Once upon a time, Jews who found Judaism cumbersome simply declared the Torah obsolete and went about their lives as they pleased. They weren’t inclined to intellectual contortions.
Some “progressive” Jews today, though, choose instead to twist and torture the Jewish canon, in an attempt to force it to “yield” what they wish it actually did. In a way, their reluctance to just jettison the Torah and Talmud is admirable. Other words, though, come to mind for their merciless manipulation of the Jewish religious tradition.
A recent example of such intellectual anarchism is Hillel.
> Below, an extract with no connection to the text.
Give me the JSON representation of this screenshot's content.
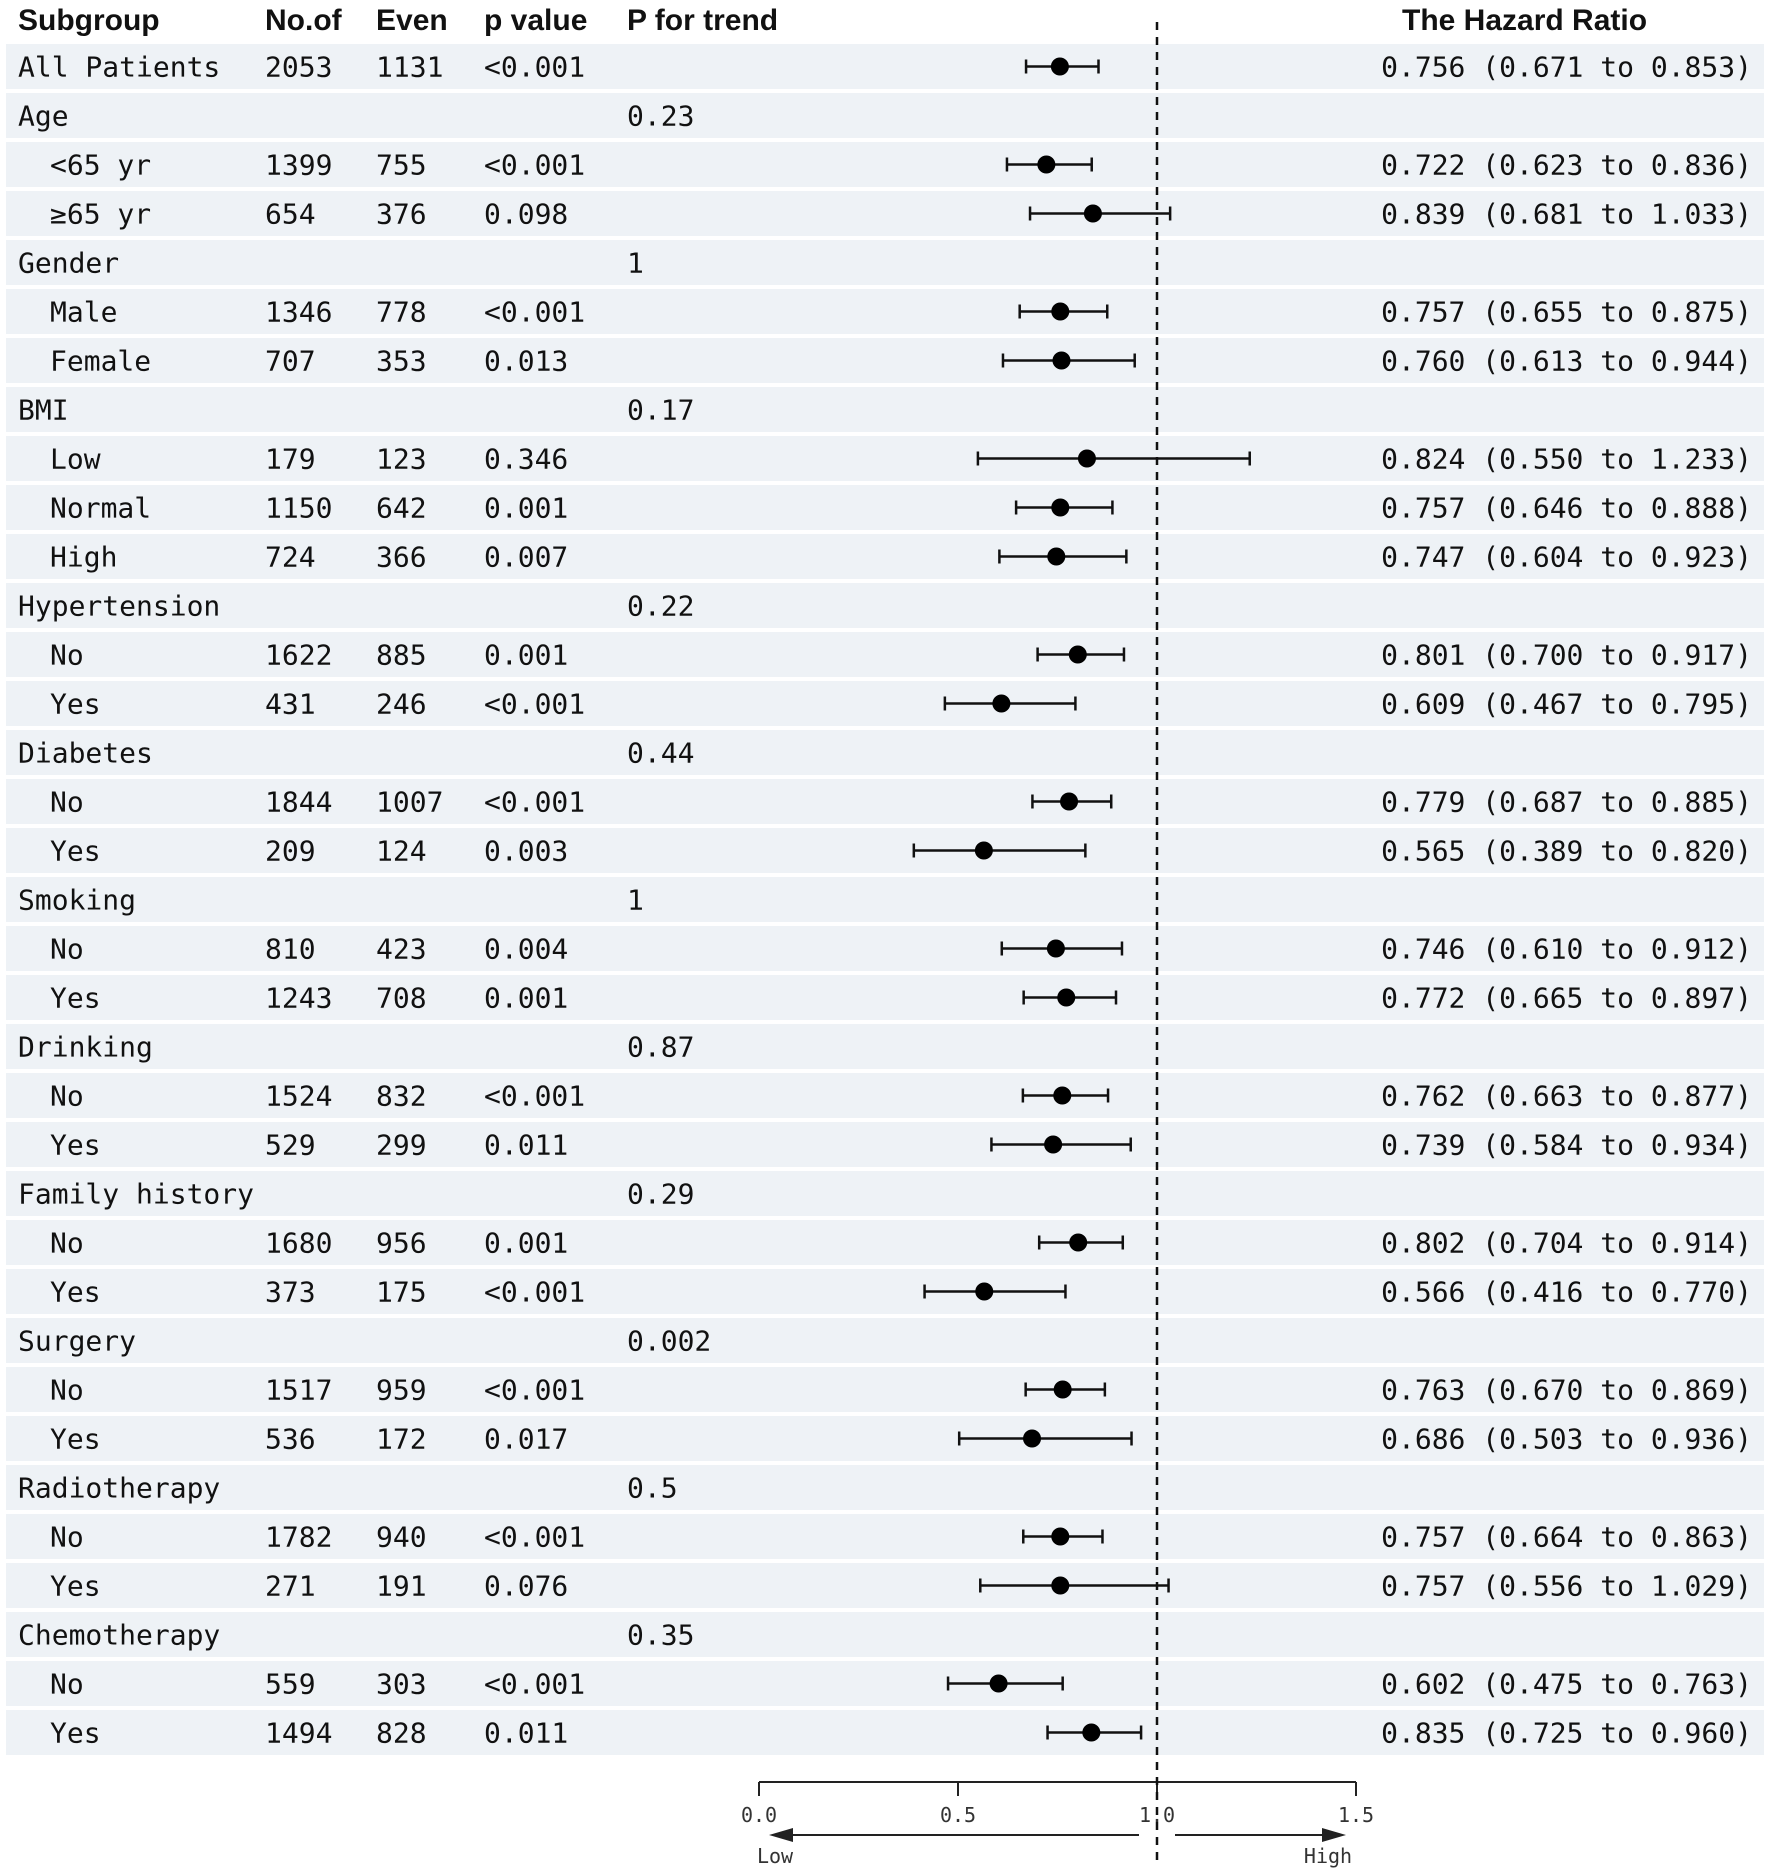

The campus organization, that is, not the Talmudic sage who, while he was an exemplar of equanimity and tolerance, had harsh words for Jews who arrogate to “exploit the crown” – i.e. misuse the Torah for personal purposes (Avot, 1:13).
“Hillel: The Foundation for Jewish Campus Life” maintains a presence at more than 500 campuses throughout the United States and Canada and aims to “inspire every Jewish student to make an enduring commitment to Jewish life.”
If that final phrase read “contemporary mores,” a recent Hillel publication entitled “LGBTQ Resource Guide” might make sense. It is intended, after all, in its own words, to make “all Jewish students, of all sexual orientations and gender identities” feel comfortable with their choice of lifestyle. But the term “Jewish life” is simply not sufficiently expansive to include behavior that has been unarguably condemned by Jewish sources throughout the ages.
The publication itself is in equal parts self-righteous and silly. Among its offering of “Selected Jewish Texts Useful for Creating Queer Jewish Ritual” are fun-house mirror versions of Biblical laws and narratives, all imaginatively engineered to erase disapproval of certain behaviors and to imply that great Jewish personages lived in, or emerged from, various closets. Wearing its ignorance brightly on its sleeve, the “Resource Guide” risibly mangles its references. It mistransliterates words (like “v’nigeid” for “v’nigein”) and invents others from whole cloth (“to’arish”). At one point, it identifies Chira, Judah’s father-in-law, as his wife.
The clumsy attempts at Biblical revisionism are bad enough. Even more disturbing is the propagandists’ next step: demonizing those who dare to uphold authentically Jewish values.
To that end, they refer to “religious conservatives” – presumably those who take Leviticus 18:22 and centuries of oral Jewish tradition seriously – as “purveyors of hate”; and offer up new liturgy, like a refurbished “Al Hanissim” (“On The Miracles”) prayer. The original Al Hanissim is recited on the Jewish holidays of Purim and Chanukah – the latter, as it happens, commemorates the refusal of Jews to capitulate to the mores of the dominant culture. The “LGBTQ Resource Guide” version of the prayer celebrates instead the “dignity and justice” due “lesbians, gay men, bisexuals and transgender people.” And it goes on to deride those who “hate us in the name of [G-d]” and “rose up to victimize us, pathologize us, brutalize us, and erase us.”
The prayer-parody then thanks the Creator for having “fought alongside us, vindicated us,” and “[given] us the courage to stand together… the strength… to be who we are and to love whom we love…”
Jews committed to Jewish tradition (the original, not the “new-and-improved” version) do not hate those who violate the Torah out of carnal desire. And they certainly don’t “pathologize” or brutalize them. On the contrary, countless men and women challenged by predispositions to behavior condemned by the Torah have approached Orthodox rabbis and been treated with great concern and assisted in facing up to their special challenges. But no, we do not kowtow to the Zeitgeist, nor are we intimidated by its proponents. We do not apologize for our embrace of Judaism’s eternal truths.
That a major Jewish organization – one pledged, no less, to “inspire” Jewish students “to make an enduring commitment to Jewish life” – has chosen to vilify us, and to glorify what the Torah considers sinful, should deeply disturb all Jews who care about Judaism – and should make us think.